Today's posting and responses are a serious lesson to me. Barb is right in how we need to be sincere in communicating with others. Often I'm guilty to rush through a salutation of hello, and "how are you" without truly paying attention. This time and conversation is a gift and should be shared in a sincere setting. Praise is also a process that should be taken in, and not taken or given lightly.

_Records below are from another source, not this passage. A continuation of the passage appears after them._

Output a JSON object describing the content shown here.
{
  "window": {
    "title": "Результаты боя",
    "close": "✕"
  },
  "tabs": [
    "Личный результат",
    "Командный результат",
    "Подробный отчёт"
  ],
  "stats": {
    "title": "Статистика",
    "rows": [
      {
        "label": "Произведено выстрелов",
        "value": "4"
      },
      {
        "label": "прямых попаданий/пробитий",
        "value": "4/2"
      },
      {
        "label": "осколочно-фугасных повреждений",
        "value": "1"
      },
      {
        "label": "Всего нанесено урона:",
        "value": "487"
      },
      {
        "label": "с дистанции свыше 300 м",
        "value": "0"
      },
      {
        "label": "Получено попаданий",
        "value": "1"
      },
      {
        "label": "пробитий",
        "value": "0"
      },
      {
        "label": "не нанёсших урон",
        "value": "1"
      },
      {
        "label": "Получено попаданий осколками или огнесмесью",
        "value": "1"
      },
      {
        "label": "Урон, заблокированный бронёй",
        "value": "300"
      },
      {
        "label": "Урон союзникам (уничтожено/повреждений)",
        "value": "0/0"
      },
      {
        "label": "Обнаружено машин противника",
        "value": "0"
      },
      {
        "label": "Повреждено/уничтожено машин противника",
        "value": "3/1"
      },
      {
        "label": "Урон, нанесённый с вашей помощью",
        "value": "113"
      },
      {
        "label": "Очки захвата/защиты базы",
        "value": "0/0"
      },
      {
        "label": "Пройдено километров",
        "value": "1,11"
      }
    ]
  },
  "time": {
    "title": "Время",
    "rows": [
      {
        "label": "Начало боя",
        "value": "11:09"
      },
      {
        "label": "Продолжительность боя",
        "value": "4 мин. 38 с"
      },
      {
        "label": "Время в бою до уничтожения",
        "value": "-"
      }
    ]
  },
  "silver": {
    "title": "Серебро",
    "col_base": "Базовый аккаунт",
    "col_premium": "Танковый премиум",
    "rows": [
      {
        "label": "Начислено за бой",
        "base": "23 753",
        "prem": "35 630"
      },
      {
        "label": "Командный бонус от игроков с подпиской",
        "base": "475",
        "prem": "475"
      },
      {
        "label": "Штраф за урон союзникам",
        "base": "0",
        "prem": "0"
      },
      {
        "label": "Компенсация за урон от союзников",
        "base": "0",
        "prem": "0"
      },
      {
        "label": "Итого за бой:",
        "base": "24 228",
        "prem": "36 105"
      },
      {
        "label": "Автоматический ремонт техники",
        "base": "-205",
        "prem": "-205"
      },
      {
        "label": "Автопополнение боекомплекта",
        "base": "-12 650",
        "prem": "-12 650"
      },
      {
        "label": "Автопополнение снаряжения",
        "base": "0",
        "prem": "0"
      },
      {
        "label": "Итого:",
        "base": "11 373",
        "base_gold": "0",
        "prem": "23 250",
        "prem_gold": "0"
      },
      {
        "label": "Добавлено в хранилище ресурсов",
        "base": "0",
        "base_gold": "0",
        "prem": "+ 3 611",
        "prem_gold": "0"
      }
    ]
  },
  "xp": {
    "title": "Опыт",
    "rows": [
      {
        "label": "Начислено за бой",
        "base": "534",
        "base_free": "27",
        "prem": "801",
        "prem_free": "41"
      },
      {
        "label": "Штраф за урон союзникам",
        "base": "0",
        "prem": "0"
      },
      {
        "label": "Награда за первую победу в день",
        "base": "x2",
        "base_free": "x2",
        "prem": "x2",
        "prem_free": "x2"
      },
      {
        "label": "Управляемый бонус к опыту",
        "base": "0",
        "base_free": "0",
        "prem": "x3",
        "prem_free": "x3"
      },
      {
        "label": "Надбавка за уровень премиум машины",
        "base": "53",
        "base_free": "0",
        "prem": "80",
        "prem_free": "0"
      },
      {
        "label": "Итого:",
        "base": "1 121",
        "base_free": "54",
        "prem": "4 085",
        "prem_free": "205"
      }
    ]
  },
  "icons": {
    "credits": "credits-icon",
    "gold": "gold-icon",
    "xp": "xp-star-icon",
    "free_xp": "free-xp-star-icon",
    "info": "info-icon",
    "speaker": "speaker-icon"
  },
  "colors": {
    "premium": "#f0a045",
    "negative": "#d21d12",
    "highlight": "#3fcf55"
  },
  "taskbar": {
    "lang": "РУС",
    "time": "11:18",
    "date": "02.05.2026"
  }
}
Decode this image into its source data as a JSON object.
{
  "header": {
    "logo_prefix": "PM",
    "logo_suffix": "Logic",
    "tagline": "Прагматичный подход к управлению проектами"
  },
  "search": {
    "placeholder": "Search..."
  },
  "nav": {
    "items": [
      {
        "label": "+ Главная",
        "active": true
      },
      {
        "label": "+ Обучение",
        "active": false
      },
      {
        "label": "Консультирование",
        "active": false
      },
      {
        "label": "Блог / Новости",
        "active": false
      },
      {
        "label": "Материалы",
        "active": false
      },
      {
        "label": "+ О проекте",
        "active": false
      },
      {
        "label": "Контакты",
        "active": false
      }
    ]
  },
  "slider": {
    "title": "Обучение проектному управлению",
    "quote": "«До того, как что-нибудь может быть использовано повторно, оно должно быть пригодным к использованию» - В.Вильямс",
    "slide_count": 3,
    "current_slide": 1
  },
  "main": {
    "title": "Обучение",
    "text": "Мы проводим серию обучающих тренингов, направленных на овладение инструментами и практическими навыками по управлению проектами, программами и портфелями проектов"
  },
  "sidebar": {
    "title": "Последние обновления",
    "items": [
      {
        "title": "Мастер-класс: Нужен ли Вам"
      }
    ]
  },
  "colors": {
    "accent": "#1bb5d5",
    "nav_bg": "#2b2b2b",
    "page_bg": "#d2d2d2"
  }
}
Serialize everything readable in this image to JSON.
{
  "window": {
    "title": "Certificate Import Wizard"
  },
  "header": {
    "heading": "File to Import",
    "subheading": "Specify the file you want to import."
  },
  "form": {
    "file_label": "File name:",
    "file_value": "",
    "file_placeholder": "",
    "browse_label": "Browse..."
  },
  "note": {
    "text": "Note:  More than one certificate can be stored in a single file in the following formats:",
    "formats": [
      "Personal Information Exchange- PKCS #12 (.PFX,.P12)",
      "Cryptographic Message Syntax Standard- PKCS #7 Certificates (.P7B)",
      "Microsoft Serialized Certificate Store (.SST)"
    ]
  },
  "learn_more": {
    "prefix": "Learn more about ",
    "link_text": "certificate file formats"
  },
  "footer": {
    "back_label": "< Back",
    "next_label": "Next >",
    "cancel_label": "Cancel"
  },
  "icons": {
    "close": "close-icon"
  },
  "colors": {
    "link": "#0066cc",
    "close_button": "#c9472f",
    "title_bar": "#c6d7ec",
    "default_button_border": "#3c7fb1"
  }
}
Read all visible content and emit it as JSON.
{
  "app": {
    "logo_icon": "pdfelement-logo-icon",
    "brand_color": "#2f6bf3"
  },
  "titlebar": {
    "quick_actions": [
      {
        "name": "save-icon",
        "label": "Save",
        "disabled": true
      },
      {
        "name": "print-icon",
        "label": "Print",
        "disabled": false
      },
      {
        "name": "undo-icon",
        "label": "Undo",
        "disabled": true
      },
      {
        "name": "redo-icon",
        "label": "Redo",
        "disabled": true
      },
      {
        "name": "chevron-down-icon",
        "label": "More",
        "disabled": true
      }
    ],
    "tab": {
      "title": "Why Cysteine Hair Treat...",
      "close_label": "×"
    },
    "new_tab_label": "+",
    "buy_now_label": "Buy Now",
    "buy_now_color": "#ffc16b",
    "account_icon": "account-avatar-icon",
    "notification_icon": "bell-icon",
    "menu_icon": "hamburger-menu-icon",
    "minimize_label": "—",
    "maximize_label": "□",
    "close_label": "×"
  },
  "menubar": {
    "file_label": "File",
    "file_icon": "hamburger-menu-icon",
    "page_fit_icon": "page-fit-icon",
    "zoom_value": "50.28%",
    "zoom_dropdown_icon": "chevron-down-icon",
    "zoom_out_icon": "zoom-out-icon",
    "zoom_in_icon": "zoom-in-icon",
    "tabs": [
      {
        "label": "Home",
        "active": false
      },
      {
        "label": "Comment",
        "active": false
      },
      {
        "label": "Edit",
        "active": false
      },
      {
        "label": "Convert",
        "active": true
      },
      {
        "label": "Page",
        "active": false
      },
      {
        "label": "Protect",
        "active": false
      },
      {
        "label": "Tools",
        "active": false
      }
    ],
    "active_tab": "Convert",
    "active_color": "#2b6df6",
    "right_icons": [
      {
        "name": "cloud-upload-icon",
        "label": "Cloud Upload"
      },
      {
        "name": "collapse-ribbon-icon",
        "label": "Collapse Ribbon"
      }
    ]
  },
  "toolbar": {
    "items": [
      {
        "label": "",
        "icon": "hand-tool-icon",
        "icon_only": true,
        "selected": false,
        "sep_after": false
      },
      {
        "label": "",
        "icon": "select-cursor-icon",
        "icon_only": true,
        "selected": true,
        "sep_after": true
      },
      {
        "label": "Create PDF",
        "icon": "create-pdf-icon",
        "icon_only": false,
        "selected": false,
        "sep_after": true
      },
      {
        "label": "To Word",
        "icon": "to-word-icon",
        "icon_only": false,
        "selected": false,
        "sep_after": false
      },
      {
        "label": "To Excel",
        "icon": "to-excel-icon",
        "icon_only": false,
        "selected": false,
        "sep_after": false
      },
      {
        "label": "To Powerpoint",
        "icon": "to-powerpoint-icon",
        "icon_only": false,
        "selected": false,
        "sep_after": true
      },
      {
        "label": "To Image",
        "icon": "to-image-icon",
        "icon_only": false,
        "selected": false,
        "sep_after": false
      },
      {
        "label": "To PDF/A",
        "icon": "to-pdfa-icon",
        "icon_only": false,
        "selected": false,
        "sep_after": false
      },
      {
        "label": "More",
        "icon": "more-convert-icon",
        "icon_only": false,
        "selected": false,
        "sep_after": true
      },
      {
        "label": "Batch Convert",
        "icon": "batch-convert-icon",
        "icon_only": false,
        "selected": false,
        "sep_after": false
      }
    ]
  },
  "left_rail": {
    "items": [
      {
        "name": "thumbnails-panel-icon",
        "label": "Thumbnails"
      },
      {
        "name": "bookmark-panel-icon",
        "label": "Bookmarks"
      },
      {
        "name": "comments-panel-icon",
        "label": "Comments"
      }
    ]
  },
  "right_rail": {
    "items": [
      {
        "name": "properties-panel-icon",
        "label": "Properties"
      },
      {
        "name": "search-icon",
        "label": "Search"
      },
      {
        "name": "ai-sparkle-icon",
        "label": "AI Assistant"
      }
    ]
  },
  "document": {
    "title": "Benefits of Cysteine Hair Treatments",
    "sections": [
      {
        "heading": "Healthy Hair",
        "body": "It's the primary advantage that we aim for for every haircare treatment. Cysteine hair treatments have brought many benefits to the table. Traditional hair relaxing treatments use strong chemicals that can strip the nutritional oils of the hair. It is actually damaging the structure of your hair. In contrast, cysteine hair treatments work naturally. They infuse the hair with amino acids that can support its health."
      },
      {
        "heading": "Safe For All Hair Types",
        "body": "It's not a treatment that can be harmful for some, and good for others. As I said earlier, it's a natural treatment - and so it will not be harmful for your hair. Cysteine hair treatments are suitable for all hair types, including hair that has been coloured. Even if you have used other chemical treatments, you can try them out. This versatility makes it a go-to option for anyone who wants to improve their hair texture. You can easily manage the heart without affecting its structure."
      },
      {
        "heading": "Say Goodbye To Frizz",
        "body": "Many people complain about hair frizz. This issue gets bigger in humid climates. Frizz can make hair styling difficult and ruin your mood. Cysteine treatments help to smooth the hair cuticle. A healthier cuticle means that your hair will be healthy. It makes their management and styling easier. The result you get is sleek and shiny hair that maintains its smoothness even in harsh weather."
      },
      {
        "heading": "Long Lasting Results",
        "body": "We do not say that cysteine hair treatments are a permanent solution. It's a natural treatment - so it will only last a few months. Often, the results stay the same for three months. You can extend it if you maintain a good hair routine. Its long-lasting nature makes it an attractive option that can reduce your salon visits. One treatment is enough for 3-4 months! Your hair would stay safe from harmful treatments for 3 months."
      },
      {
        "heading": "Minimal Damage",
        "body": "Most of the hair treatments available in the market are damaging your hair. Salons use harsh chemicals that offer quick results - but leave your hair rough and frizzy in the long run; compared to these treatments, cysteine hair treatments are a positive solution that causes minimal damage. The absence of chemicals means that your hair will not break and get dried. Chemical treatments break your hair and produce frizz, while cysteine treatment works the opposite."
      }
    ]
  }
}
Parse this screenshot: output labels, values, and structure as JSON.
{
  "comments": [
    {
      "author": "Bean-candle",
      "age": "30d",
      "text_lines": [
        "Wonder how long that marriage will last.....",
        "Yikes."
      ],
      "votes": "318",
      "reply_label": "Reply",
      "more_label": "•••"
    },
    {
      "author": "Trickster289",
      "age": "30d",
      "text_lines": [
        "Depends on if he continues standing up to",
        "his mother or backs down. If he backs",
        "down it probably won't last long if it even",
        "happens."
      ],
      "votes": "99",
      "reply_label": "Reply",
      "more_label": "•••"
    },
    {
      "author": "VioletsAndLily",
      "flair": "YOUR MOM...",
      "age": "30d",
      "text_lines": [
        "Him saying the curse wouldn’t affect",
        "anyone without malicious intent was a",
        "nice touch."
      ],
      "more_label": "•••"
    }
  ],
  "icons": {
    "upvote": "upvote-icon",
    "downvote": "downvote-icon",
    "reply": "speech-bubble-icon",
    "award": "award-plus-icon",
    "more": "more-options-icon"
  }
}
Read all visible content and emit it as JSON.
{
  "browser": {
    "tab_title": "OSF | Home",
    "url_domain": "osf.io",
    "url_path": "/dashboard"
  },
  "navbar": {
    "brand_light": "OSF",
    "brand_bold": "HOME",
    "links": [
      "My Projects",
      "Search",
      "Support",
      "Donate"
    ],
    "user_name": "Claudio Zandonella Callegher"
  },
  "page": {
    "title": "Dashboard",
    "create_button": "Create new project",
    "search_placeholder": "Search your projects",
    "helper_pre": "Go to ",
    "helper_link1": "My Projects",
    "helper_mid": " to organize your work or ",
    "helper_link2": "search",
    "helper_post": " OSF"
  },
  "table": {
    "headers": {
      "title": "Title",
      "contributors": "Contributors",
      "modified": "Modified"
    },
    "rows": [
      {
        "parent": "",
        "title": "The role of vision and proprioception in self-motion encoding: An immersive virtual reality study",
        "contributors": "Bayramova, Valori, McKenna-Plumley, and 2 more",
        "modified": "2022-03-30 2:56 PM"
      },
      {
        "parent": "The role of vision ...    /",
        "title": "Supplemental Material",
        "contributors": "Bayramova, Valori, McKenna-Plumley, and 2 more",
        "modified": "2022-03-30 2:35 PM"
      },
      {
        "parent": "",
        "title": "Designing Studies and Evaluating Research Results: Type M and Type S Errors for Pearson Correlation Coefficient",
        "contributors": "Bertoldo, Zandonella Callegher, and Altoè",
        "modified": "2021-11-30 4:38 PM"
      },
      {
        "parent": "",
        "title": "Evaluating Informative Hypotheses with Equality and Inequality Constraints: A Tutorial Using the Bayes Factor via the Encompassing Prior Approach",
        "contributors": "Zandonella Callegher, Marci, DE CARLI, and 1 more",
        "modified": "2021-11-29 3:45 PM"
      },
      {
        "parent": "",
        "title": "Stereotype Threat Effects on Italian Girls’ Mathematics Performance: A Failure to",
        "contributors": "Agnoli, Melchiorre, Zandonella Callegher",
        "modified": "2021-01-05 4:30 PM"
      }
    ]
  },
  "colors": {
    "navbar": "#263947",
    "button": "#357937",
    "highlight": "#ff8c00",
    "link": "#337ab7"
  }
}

Sincerity does shine and stands for more than the fake "run through" of conversation. I've got to pay more attention. Lastly, I told Liz earlier I couldn't wait to read this to learn how best to identify the right gift. What a nice surprise to learn that it is one I appreciate, but rarely think of. How embarrassed was I to see pureness of these acts, but I admit it is one of the best gifts to give from sincerity - and to receive!

MFM

Thank you for such a beautiful meditation today Erie!
I was one of the lucky people to receive words of kindness and praise from my dear friend Liz. I can tell you after a hard week it felt really nice to receive such kindness and praise. It was as stated above a gift. Thank you again Liz for your words of adoration!
As my very wise friend Barbara stated above, too many people just rush through the steps of life never slowing down enough to truly offer themselves to others, never truly receiving the gift of friendship. I have learned over the years how important something as simple as giving your time, a smile, a hug, or an ear to listen with truly is for someone. Giving of oneself is the best gift of all.

Diana Gallaher

My father introduced me last week at his Kiwanis Club meeting with the words, "I don't know what we would do without her." It was unexpected and frankly it continues to mean so much to me. My father has always tended to praise his children to others, not to his children directly. I hope my helpfulness to my parents is not dependent on their acknowledgment of it - but it sure doesn't hurt.

Kelly Roberts

I find myself yearning for praise from my loved ones, especially from my parents or my husband's parents. I am often disappointed because I am mostly invisable to them. Because of this feeling of invisability I recognize this need in myself to be noticed and reaffirmed. I believe Erie's statement on how to gage if someone needs affiramtion is by how often the other person gives praise to others. How true this is for me. I am continually looking for the good to point out in others, like to my little sister who also feels invisible and to coworkers who may not feel their job is as important as someone else's in the dept. Thank you so much for this reflection.